Esta Navidad es una perfecta Nadidad. Pariente cercana de la nada, ese sustantivo femenino que nos pone de vez en cuando en nuestro humildísimo sitio. La nada se parece extraordinariamente a ese 0,00001 por ciento de posibilidades que tenía el 72897 de llevarse el Gordo. La Navidad, sin oropel, gentío ni juerga, es la actual Nadidad.
En esa nada a la que nos ha reducido un enemigo invisible estaba pensando el gran Pepe Hierro cuando escribió su genial soneto. “Después de todo, todo ha sido nada/a pesar de que un día lo fue todo”, iniciaba así el prodigioso vate calvo el poema dedicado a su nieta Paula.

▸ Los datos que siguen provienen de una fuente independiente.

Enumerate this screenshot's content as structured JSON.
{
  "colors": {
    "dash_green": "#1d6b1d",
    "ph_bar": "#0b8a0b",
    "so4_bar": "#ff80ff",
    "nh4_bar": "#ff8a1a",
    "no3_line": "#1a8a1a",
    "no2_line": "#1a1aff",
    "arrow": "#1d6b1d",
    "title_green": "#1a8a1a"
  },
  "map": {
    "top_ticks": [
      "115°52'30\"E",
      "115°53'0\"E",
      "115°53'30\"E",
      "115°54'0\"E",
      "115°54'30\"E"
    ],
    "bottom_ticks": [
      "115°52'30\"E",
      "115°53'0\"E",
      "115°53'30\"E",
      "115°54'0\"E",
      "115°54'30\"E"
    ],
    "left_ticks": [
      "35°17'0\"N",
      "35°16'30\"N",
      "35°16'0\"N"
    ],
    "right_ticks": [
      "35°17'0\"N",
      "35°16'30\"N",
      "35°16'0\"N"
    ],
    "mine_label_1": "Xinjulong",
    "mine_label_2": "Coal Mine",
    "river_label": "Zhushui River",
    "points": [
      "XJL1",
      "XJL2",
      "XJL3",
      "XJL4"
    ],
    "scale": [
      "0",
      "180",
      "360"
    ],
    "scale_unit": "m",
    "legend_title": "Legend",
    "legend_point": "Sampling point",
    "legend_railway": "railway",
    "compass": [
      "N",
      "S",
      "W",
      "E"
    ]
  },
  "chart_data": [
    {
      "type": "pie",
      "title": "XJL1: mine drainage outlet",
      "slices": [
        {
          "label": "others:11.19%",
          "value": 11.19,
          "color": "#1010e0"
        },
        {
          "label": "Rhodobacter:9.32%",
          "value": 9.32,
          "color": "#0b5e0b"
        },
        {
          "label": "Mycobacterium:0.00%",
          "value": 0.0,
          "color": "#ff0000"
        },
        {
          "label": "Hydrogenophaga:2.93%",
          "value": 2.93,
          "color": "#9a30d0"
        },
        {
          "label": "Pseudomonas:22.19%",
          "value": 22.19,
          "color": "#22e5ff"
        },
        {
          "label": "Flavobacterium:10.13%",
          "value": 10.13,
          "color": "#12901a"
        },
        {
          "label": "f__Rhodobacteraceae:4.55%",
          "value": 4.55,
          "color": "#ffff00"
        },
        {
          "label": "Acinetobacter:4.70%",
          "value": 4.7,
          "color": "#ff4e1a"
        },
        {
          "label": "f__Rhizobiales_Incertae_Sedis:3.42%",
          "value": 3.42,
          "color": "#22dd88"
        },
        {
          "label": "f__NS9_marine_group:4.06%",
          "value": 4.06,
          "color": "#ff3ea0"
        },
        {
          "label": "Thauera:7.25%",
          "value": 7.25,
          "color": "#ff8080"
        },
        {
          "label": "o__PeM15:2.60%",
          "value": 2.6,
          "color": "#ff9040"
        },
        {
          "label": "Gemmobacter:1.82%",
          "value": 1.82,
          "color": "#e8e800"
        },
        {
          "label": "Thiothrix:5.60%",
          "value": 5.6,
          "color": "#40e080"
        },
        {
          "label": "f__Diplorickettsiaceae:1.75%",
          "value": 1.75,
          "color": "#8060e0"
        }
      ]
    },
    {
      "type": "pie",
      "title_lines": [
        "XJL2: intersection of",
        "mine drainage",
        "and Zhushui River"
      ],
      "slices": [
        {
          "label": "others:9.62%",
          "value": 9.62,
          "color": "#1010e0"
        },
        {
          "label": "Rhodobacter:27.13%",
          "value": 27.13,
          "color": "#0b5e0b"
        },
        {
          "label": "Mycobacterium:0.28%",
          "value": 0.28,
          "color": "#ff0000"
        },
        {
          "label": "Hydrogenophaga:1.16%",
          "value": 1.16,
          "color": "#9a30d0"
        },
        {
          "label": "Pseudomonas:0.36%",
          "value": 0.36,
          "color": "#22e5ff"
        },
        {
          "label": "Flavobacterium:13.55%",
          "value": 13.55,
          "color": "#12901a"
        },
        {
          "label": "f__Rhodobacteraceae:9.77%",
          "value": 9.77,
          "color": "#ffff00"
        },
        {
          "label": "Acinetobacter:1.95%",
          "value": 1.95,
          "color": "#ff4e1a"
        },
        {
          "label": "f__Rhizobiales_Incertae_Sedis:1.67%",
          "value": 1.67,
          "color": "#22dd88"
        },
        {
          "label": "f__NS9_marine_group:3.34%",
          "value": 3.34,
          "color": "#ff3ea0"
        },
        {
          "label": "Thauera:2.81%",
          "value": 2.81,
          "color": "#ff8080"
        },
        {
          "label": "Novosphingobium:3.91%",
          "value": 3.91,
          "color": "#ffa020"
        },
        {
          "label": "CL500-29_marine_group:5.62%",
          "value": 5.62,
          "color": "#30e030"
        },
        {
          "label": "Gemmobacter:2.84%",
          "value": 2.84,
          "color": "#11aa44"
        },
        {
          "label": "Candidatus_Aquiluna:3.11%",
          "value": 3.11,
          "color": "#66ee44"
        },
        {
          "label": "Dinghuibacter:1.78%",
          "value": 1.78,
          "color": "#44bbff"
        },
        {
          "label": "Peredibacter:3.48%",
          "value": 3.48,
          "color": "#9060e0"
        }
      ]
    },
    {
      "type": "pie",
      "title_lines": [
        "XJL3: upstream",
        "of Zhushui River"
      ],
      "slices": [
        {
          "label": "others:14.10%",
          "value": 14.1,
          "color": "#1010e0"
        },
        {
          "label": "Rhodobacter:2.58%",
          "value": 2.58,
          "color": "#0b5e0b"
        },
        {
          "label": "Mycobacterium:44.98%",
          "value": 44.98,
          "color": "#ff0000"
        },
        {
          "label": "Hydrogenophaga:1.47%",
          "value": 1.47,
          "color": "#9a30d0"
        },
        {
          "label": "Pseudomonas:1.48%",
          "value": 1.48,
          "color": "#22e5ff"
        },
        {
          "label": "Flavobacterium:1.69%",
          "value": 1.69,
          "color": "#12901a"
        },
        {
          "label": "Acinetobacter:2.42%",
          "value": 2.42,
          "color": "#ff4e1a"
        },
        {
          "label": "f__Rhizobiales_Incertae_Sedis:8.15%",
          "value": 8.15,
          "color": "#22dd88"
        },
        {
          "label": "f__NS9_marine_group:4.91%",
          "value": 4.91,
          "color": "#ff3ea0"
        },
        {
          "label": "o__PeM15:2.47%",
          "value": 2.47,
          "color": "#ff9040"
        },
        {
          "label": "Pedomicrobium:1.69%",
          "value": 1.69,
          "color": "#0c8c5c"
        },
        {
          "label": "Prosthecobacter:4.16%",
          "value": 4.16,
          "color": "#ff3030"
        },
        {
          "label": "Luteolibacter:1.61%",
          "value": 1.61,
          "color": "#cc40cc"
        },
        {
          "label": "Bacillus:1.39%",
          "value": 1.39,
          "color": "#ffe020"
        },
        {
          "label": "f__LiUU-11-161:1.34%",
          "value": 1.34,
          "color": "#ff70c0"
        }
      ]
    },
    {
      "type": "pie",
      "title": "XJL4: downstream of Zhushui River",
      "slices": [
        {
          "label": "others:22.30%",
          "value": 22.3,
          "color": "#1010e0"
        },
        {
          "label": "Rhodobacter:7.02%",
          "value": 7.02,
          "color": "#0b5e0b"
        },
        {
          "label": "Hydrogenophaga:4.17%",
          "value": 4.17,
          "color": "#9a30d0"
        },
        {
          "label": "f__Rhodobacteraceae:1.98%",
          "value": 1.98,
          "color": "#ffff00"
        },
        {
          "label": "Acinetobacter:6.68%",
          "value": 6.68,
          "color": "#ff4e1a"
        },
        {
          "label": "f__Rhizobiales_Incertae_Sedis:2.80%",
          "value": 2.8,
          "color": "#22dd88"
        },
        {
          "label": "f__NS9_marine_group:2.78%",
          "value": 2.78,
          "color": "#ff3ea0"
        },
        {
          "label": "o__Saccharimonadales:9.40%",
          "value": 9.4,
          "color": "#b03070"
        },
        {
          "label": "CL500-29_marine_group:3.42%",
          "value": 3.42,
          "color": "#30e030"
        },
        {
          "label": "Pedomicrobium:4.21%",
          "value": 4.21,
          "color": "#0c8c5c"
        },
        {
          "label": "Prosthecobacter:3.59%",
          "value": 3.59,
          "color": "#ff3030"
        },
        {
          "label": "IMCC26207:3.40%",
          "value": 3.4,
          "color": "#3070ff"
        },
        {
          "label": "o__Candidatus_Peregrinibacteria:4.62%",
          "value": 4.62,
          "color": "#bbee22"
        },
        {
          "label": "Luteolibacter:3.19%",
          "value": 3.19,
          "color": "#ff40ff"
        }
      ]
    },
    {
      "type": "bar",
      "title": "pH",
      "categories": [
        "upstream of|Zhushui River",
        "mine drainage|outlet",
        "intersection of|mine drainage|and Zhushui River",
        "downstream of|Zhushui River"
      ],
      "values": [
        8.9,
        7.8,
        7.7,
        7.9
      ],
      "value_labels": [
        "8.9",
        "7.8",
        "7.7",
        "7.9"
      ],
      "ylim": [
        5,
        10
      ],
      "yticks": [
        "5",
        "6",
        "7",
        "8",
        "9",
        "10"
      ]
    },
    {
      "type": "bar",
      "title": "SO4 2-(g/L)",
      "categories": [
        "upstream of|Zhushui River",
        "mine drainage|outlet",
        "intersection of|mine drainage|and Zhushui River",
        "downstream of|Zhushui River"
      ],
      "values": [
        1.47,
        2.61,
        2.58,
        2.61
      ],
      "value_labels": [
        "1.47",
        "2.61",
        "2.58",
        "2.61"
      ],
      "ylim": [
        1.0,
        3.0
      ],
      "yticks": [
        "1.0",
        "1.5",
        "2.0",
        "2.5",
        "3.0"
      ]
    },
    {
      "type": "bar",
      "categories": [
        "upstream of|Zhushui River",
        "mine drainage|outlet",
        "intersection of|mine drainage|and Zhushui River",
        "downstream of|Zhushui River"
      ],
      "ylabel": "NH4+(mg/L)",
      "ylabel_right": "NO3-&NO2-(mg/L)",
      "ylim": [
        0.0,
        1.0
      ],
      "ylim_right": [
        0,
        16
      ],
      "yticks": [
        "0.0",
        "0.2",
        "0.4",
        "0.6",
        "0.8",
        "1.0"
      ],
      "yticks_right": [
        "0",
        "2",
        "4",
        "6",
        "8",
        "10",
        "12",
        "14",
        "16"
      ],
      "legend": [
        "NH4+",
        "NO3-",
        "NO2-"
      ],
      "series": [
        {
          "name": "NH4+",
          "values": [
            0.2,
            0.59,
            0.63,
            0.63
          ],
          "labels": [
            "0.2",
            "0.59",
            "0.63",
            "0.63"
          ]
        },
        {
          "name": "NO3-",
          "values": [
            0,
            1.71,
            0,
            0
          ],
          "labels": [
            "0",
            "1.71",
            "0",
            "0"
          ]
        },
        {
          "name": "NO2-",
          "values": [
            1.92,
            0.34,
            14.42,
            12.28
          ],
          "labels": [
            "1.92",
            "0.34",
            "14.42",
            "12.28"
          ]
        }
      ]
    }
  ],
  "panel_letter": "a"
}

Triste Nadidad, quizás a tono con el plúmbeo discurso de Felipe en Nochebuena
Arrinconados en mesas de seis, uniformados por la mascarilla de Illa e interpretando el villancico mudo, hemos caído de bruces en la Nadidad. En estas fechas, beber equivale a vivir, cantar a gozar y brindar a sublimar. Tres tareas que pierden su sentido en solitario o con escasa compañía. El virulento virus se ha convertido en un implacable gendarme. Ordena y manda sobre nuestras alegrías, nos confina en la melancolía y nos inocula el miedo al presente y al futuro inmediato.
Cada vez que se muda, muta. Y convierte el planeta en una desquiciante permuta. Permutar hasta la locura toques de queda, confinamientos y cierres perimetrales. Abrir y cerrar ciudades, clausurar vuelos y exigir tests de antígenos cada veinte minutos.
Triste Nadidad, quizás a tono con el plúmbeo discurso de Felipe en Nochebuena. Sabedor de que su felipismo supera largamente al de Felipe González, el rey ya le ha leído el texto a Pedro Sánchez. El mensaje navideño no ha turbado la plácida cuarentena del presidente, según ha revelado la viceparatodo Carmen Calvo. Ni turbará la cena de Nochebuena de sus compatriotas. Mejor.